Bach's final unfinished fugue. |
Bach was the undisputed master of fugal writing, and the Art of Fugue is the culmination of his skill and artistry. The work consists of 14 fugues and four canons. The inventiveness and genius of the piece is breathtaking. It was his last major composition; Bach died before he could complete it. The abrupt ending in the middle of the last fugue, and the profound silence thereafter, speaks to my soul in a way that no other single piece of music can match.
Bach’s Mass in B Minor, BWV 232, is in some ways the vocal equivalent of the Art of Fugue: the Mass was his last choral composition, representing the crowning achievement in this genre. He completed it in 1749, the year before he died, although parts of it were composed decades earlier.

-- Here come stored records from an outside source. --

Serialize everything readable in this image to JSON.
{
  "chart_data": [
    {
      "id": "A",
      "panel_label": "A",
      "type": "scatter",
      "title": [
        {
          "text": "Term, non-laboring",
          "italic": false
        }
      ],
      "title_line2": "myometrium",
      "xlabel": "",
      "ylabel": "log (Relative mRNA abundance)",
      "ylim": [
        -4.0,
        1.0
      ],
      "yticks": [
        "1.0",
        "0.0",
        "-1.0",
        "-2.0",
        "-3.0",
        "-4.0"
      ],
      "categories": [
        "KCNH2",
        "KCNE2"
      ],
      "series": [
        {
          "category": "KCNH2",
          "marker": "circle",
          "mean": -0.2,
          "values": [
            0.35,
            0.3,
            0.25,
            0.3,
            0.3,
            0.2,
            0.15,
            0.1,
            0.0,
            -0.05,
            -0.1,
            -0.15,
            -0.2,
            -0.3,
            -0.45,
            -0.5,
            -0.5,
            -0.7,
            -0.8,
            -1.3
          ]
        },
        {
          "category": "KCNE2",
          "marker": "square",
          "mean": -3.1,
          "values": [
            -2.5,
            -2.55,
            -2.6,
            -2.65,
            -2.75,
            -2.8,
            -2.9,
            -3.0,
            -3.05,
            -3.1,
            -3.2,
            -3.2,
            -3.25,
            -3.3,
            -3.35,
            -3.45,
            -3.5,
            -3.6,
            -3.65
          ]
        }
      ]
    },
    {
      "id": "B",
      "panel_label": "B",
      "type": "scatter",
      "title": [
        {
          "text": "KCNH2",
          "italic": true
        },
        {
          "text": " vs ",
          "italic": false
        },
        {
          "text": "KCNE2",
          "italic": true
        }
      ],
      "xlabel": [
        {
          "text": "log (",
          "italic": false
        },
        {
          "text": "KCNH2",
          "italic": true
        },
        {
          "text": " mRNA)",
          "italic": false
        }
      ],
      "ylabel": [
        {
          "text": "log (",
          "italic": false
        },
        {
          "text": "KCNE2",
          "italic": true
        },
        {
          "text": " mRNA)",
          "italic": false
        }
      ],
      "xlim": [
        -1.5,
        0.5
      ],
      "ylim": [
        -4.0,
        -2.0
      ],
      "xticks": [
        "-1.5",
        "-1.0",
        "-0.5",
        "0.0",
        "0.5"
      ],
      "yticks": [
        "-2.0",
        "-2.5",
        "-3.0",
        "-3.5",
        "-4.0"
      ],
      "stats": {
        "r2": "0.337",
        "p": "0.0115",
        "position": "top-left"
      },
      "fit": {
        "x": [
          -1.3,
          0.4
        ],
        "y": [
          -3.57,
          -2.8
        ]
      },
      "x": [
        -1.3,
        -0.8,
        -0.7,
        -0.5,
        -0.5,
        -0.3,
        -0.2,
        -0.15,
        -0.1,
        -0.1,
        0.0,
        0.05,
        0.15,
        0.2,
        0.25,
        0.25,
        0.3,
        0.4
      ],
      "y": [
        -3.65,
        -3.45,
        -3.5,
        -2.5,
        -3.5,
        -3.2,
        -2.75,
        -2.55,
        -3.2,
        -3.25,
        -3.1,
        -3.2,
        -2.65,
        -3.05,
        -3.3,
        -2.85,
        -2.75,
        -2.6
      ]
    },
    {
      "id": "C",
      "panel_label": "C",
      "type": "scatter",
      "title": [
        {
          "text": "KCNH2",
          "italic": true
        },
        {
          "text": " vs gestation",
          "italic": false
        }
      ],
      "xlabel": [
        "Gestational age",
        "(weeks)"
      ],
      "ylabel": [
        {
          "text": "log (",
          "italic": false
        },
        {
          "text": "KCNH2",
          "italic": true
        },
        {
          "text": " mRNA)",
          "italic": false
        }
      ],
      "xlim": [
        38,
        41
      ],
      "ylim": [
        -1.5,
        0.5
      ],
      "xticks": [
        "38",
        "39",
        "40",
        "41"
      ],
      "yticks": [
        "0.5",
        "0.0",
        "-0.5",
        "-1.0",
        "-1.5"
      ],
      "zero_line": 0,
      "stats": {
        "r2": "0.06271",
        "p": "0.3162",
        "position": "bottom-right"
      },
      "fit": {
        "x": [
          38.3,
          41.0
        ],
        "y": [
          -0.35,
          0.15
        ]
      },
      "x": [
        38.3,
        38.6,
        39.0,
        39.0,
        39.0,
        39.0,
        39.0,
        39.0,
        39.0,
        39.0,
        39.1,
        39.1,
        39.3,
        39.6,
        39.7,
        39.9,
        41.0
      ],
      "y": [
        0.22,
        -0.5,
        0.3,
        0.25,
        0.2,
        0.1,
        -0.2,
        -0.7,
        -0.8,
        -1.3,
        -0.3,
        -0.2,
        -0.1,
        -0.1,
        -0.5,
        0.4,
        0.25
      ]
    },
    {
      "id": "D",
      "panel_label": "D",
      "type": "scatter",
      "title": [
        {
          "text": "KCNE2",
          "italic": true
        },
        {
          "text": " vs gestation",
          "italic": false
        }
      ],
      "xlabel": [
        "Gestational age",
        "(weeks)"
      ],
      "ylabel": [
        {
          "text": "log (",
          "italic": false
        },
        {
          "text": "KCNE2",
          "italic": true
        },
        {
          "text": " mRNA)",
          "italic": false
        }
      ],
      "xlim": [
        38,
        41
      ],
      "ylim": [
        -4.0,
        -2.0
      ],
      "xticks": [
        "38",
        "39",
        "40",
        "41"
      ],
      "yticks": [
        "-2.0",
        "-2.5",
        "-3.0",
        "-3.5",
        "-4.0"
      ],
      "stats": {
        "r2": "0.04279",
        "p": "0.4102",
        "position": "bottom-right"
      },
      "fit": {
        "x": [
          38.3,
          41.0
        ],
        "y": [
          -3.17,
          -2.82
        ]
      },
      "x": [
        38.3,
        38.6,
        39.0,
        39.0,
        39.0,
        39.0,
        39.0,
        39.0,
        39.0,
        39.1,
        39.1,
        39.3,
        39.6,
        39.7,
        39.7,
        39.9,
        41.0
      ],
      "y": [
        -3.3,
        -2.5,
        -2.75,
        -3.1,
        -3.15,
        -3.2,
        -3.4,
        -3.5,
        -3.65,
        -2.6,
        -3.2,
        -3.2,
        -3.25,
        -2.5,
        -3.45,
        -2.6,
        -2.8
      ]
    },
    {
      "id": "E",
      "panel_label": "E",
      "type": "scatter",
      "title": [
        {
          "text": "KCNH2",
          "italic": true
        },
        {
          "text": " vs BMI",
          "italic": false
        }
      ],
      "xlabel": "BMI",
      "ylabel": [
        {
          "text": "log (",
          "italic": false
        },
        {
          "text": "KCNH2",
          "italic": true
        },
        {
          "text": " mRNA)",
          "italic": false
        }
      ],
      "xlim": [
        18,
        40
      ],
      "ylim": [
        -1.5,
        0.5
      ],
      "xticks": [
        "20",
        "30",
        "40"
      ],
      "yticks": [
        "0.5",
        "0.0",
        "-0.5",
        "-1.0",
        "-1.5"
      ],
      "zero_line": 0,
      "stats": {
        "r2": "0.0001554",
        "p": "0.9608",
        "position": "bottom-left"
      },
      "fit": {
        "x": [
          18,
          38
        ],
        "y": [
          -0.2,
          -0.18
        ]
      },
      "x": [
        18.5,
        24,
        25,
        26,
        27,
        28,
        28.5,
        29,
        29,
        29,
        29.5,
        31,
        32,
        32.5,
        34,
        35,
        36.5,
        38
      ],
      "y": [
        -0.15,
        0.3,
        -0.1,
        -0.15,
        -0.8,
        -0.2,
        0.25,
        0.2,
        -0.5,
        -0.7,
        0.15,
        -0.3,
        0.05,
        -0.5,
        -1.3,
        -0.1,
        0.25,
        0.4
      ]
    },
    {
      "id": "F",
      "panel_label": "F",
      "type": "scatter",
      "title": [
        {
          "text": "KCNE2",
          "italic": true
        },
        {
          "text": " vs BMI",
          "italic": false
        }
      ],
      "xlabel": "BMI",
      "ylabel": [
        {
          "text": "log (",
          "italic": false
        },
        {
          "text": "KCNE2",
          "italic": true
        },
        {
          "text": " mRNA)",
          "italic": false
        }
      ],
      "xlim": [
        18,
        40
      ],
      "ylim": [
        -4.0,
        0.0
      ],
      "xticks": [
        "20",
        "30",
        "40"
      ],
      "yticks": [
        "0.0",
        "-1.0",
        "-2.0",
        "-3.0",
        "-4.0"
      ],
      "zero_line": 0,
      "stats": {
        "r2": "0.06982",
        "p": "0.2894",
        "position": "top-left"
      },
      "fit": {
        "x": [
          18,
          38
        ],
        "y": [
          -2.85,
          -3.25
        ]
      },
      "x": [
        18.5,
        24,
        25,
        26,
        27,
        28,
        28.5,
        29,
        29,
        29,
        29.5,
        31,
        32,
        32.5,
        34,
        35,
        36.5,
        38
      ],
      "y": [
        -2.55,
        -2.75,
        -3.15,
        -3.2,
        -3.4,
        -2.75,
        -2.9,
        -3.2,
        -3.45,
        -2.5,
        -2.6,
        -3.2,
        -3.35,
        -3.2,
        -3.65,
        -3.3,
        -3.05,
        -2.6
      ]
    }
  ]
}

Bach’s setting of the Passion According to St. Matthew, BWV 244, was composed for Good Friday 1727 in Leipzig. Every year at St. Thomas Church in Leipzig, a Passion traditionally was performed on Good Friday. It was the high point in the church calendar, particularly coming as it did after Lent during which no music was performed in the church. Bach, as a cantor at St. Thomas church, had earlier composed the St. John Passion, BWV 245, but it lacked the unity that Bach achieved in the St. Matthew Passion. Only these two Passions survive of the five passions that were mentioned in his obituary. The St. Matthew Passion, known as the “Great Passion,” in Bach’s family, according to Christoph Wolff, surpassed all that Bach had previously composed in sacred music.
Bach’s compositions were all intended for the glory of God. Perhaps nowhere is Bach’s intention more evident than in these three grand-scale pieces.